We have estimated the expanded relative uncertainty by finding the individual uncertainty factors. The uncertainty analysis was usually found in other literatures.^92-94 Table 2 presents the individual uncertainty factors and expanded uncertainties for H₂ permeability in our work. The primary sources of uncertainty in the permeability measurements were the repeated measurements and variations in the permeation area exposed to H₂ and in the sample thickness. The type A uncertainty for repeated permeability measurements was calculated based on five measurements. All type B uncertainties were determined using a rectangular distribution, dividing the uncertainty by \(\begin{align}\sqrt {3}\end{align}\) .

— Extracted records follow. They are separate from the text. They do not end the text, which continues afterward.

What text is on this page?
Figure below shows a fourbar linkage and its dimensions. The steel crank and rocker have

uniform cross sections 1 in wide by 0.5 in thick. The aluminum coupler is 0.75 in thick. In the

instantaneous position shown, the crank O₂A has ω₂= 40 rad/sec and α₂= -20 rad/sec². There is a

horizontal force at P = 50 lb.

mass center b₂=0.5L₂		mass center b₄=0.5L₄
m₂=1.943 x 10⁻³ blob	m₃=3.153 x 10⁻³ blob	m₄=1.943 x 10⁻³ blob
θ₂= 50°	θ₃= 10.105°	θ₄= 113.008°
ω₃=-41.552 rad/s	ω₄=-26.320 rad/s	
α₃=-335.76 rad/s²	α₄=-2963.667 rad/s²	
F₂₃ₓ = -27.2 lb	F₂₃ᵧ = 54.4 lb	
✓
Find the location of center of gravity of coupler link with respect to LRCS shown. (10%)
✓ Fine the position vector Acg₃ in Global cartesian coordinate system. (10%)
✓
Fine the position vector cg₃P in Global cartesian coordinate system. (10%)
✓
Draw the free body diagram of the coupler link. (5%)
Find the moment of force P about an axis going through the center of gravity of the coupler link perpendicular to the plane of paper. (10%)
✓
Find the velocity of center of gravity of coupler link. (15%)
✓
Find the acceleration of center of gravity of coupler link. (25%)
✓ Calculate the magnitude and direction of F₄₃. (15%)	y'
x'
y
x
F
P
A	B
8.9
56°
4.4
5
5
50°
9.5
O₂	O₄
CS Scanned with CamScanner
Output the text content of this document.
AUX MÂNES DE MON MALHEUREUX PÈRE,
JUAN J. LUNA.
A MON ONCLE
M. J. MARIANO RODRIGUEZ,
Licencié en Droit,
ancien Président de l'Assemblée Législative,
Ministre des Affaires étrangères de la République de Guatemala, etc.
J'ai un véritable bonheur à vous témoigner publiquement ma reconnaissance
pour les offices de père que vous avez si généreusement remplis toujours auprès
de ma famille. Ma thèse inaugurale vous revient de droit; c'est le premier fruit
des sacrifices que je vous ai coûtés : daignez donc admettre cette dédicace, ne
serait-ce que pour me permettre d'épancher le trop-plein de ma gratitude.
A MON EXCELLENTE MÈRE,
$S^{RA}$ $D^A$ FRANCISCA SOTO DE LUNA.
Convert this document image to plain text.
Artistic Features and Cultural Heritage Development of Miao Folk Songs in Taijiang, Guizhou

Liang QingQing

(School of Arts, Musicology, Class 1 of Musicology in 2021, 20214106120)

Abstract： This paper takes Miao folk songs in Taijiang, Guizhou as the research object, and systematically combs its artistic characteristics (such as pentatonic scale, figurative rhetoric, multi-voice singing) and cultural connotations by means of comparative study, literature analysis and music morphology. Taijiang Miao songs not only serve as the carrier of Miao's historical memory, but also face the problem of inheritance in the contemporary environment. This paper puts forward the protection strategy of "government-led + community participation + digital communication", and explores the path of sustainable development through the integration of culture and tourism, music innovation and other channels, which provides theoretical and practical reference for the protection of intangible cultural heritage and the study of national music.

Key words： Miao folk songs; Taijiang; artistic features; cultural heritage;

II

The accuracy of the graduated cylinder is 0.5 %, and applying a rectangular distribution, the type B uncertainty is calculated as 0.3 %. For a 10 mL graduated cylinder with a minimum scale division of 0.1 mL, the corresponding uncertainty is 1 %. Since the resolution is half of this minimum value, applying a triangular distribution of dividing factor (\(\begin{align}\sqrt{6}\end{align}\) ), the type B uncertainty is determined to be 0.2 %. The uncertainty in the measured volume of the permeated side of the permeation cell was determined to be 1.0 %, derived from the standard deviation of the data.

Regarding the permeation area, the designed area of the permeation cell was 962 mm² , but the O-ring seal caused a maximum area change of 48 mm² . This led to a variation in the permeation area of up to 5 %, with a corresponding type B uncertainty of 2.9 %, calculated from the rectangular distribution. The standard deviation between the measured data and the fitting results using Eq. (3) was within 0.9 %, and this value was used to determine the type B uncertainty. The uncertainty in sample thickness measurements was 0.8 %, based on the calibration certificate, accuracy and resolution of the Vernier caliper. After mounting the sample between the holders, the maximum change in thickness was 2 %, leading to a type B uncertainty of 1.2 % for the change in thickness, considering the rectangular distribution by dividing factor \(\begin{align}\sqrt{3}\end{align}\)

The combined standard uncertainty was obtained as the root sum of squares of individual uncertainty, assuming the individual uncertainty was independent of one another. To obtain the relative expanded uncertainty, the combined standard uncertainty was multiplied by a coverage factor of 2.1 at 95 % confidence level, under the assumption of a normal distribution. The resulting expanded uncertainty for the H₂ permeability was 9.1 % as detailed in Table 2.